Aus der Nürnberger Kulturkirche St. Egidien übertrug das Erste Deutsche Fernsehen am Pfingstsonntag, (31. Mai, 10 Uhr) live den Pfingstgottesdienst mit Regionalbischof Stefan Ark Nitsche.

 

Pfingsten als Triplewunder

Predigt von Stefan Ark Nitsche

 

Des Wunders erster Teil

Menschen – in einem geschlossenen Raum. Eine seltsame Lähmung liegt über der Szene; vor ein paar Wochen noch voller Pläne: Hoffnung, Zukunft. Und jetzt: Bleierne Zeit … ängstliche Mienen, mutlose Gesten … niedergeschlagene Blicke, als hätte jemand den Stecker gezogen. Mit einem Schlag war alles anders. Zerstört die Hoffnung, dahin die Zuversicht: es wird gut werden! In rascher Folge: der Rausch von Palmsonntag: der Einzug Jesu in die heilige Stadt Jerusalem, der begeisterte Jubel der Menge. Sie haben es nur noch wie von fern im Ohr, schon verblassende Erinnerung … Und dann: Verhaftung ihres Hoffnungsträgers. Verurteilung. Grausame Hinrichtung am Kreuz. Aus! Vorbei.
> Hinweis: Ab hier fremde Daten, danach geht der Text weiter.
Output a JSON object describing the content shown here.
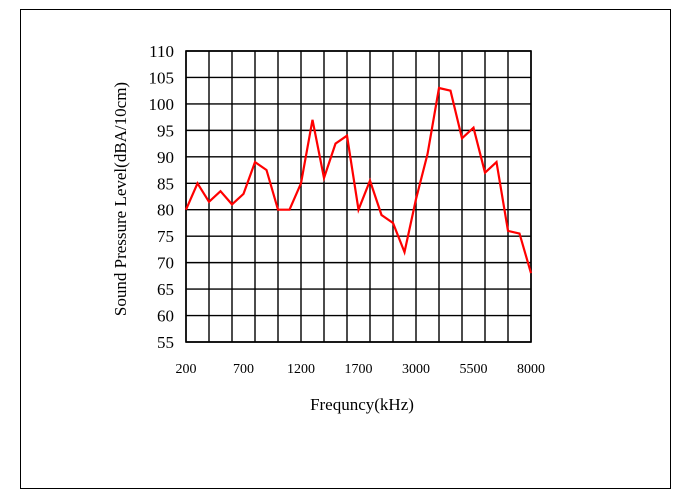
{
  "chart_data": {
    "type": "line",
    "title": "",
    "xlabel": "Frequncy(kHz)",
    "ylabel": "Sound Pressure Level(dBA/10cm)",
    "x_tick_labels": [
      "200",
      "700",
      "1200",
      "1700",
      "3000",
      "5500",
      "8000"
    ],
    "y_ticks": [
      55,
      60,
      65,
      70,
      75,
      80,
      85,
      90,
      95,
      100,
      105,
      110
    ],
    "ylim": [
      55,
      110
    ],
    "grid": true,
    "legend": "none",
    "series": [
      {
        "color": "#ff0000",
        "values": [
          80,
          85,
          81.5,
          83.5,
          81,
          83,
          89,
          87.5,
          80,
          80,
          85,
          97,
          86,
          92.5,
          94,
          80,
          85.5,
          79,
          77.5,
          72,
          82,
          90.5,
          103,
          102.5,
          93.5,
          95.5,
          87,
          89,
          76,
          75.5,
          68
        ]
      }
    ]
  }
}
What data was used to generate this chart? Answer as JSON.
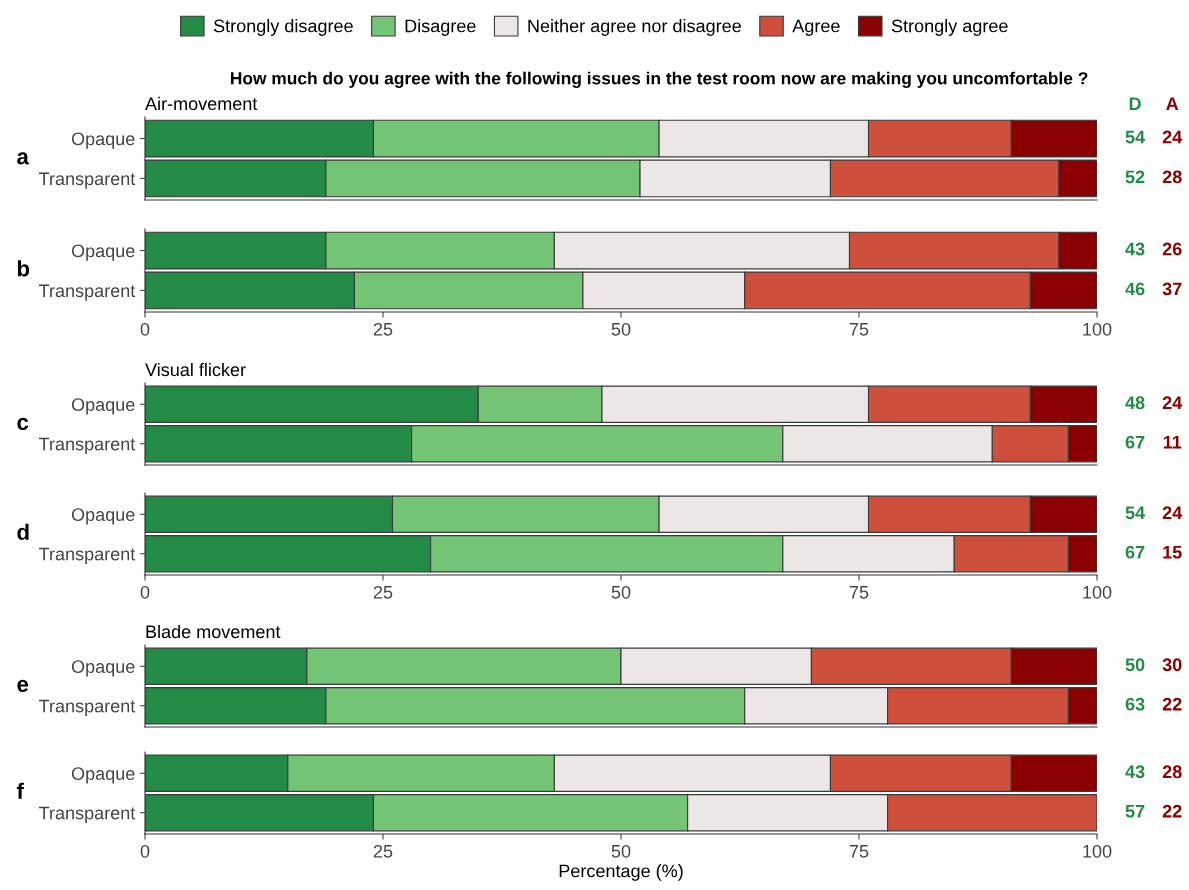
{
  "chart_data": [
    {
      "type": "bar",
      "orientation": "horizontal",
      "stacked": true,
      "title": "How much do you agree with the following issues in the test room now are making you uncomfortable ?",
      "subtitle": "Air-movement",
      "categories": [
        "Opaque",
        "Transparent"
      ],
      "xlim": [
        0,
        100
      ],
      "xticks": [
        0,
        25,
        50,
        75,
        100
      ],
      "tick_labels": "y",
      "legend": "top",
      "annotations": [
        "a",
        "D",
        "A",
        "54",
        "24",
        "52",
        "28"
      ],
      "series": [
        {
          "name": "Strongly disagree",
          "color": "#238b45",
          "values": [
            24,
            19
          ]
        },
        {
          "name": "Disagree",
          "color": "#74c476",
          "values": [
            30,
            33
          ]
        },
        {
          "name": "Neither agree nor disagree",
          "color": "#ede6e6",
          "values": [
            22,
            20
          ]
        },
        {
          "name": "Agree",
          "color": "#cd4f3c",
          "values": [
            15,
            24
          ]
        },
        {
          "name": "Strongly agree",
          "color": "#8b0000",
          "values": [
            9,
            4
          ]
        }
      ]
    },
    {
      "type": "bar",
      "orientation": "horizontal",
      "stacked": true,
      "categories": [
        "Opaque",
        "Transparent"
      ],
      "xlim": [
        0,
        100
      ],
      "xticks": [
        0,
        25,
        50,
        75,
        100
      ],
      "annotations": [
        "b",
        "43",
        "26",
        "46",
        "37"
      ],
      "series": [
        {
          "color": "#238b45",
          "values": [
            19,
            22
          ]
        },
        {
          "color": "#74c476",
          "values": [
            24,
            24
          ]
        },
        {
          "color": "#ede6e6",
          "values": [
            31,
            17
          ]
        },
        {
          "color": "#cd4f3c",
          "values": [
            22,
            30
          ]
        },
        {
          "color": "#8b0000",
          "values": [
            4,
            7
          ]
        }
      ]
    },
    {
      "type": "bar",
      "orientation": "horizontal",
      "stacked": true,
      "title": "Visual flicker",
      "categories": [
        "Opaque",
        "Transparent"
      ],
      "xlim": [
        0,
        100
      ],
      "xticks": [
        0,
        25,
        50,
        75,
        100
      ],
      "tick_labels": "y",
      "annotations": [
        "c",
        "48",
        "24",
        "67",
        "11"
      ],
      "series": [
        {
          "color": "#238b45",
          "values": [
            35,
            28
          ]
        },
        {
          "color": "#74c476",
          "values": [
            13,
            39
          ]
        },
        {
          "color": "#ede6e6",
          "values": [
            28,
            22
          ]
        },
        {
          "color": "#cd4f3c",
          "values": [
            17,
            8
          ]
        },
        {
          "color": "#8b0000",
          "values": [
            7,
            3
          ]
        }
      ]
    },
    {
      "type": "bar",
      "orientation": "horizontal",
      "stacked": true,
      "categories": [
        "Opaque",
        "Transparent"
      ],
      "xlim": [
        0,
        100
      ],
      "xticks": [
        0,
        25,
        50,
        75,
        100
      ],
      "annotations": [
        "d",
        "54",
        "24",
        "67",
        "15"
      ],
      "series": [
        {
          "color": "#238b45",
          "values": [
            26,
            30
          ]
        },
        {
          "color": "#74c476",
          "values": [
            28,
            37
          ]
        },
        {
          "color": "#ede6e6",
          "values": [
            22,
            18
          ]
        },
        {
          "color": "#cd4f3c",
          "values": [
            17,
            12
          ]
        },
        {
          "color": "#8b0000",
          "values": [
            7,
            3
          ]
        }
      ]
    },
    {
      "type": "bar",
      "orientation": "horizontal",
      "stacked": true,
      "title": "Blade movement",
      "categories": [
        "Opaque",
        "Transparent"
      ],
      "xlim": [
        0,
        100
      ],
      "xticks": [
        0,
        25,
        50,
        75,
        100
      ],
      "tick_labels": "y",
      "annotations": [
        "e",
        "50",
        "30",
        "63",
        "22"
      ],
      "series": [
        {
          "color": "#238b45",
          "values": [
            17,
            19
          ]
        },
        {
          "color": "#74c476",
          "values": [
            33,
            44
          ]
        },
        {
          "color": "#ede6e6",
          "values": [
            20,
            15
          ]
        },
        {
          "color": "#cd4f3c",
          "values": [
            21,
            19
          ]
        },
        {
          "color": "#8b0000",
          "values": [
            9,
            3
          ]
        }
      ]
    },
    {
      "type": "bar",
      "orientation": "horizontal",
      "stacked": true,
      "xlabel": "Percentage (%)",
      "categories": [
        "Opaque",
        "Transparent"
      ],
      "xlim": [
        0,
        100
      ],
      "xticks": [
        0,
        25,
        50,
        75,
        100
      ],
      "annotations": [
        "f",
        "43",
        "28",
        "57",
        "22"
      ],
      "series": [
        {
          "color": "#238b45",
          "values": [
            15,
            24
          ]
        },
        {
          "color": "#74c476",
          "values": [
            28,
            33
          ]
        },
        {
          "color": "#ede6e6",
          "values": [
            29,
            21
          ]
        },
        {
          "color": "#cd4f3c",
          "values": [
            19,
            22
          ]
        },
        {
          "color": "#8b0000",
          "values": [
            9,
            0
          ]
        }
      ]
    }
  ]
}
Abgetötet die Chance auf das Neue.

 

Und kurz darauf - Wechselbad der Gefühle – Ostern: doch alles wieder wie früher, alles wieder gut? Kaum realisiert, schon wieder vorbei. Himmelfahrt, Abschied, endgültig. Allein. Sie haben die Fenster verrammelt, die Türen abgesperrt. Wie ein Bild ihres inneren Zustandes: wie eingemauert, versteinert; alleingelassen mit diesem Einschnüren der Kehle, dem lähmenden Griff an die Seele. Sie trauen sich nicht mehr raus, auf die Straße, ins Leben. Wir haben ein neues Wort dafür: Lockdown. Alles vorbei, was gerade noch das Leben ausgemacht hat.
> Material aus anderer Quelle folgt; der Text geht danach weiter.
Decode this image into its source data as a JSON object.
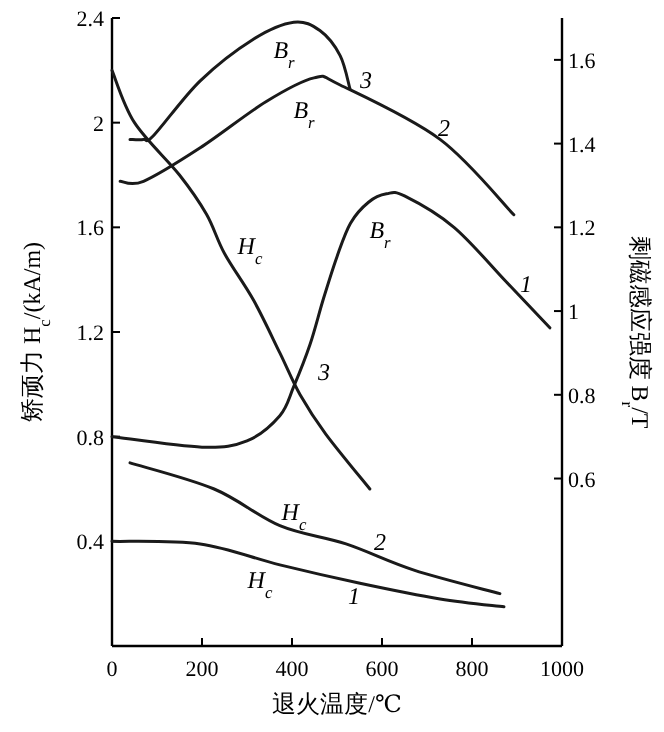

Plötzlich geschieht etwas – niemand weiß genau, was da passiert…? Aber es verändert sich was … War es einer, der plötzlich ausbricht: Ich halt das nicht mehr aus! War es das zarte Aufsteigen einer Erinnerung an ein Mut machendes Wort, eine Beobachtung, das Miterleben, dass eine wieder aufgerichtet wurde Steckt es in einem Lied, das eine zögerlich anstimmt, und nach und nach fallen andere ein. Bewegung war mit einem Mal im Raum, wie ein leiser Luftzug, … Wir wissen nicht was da geschieht, aber, Als würde es zaghaft heller, Licht!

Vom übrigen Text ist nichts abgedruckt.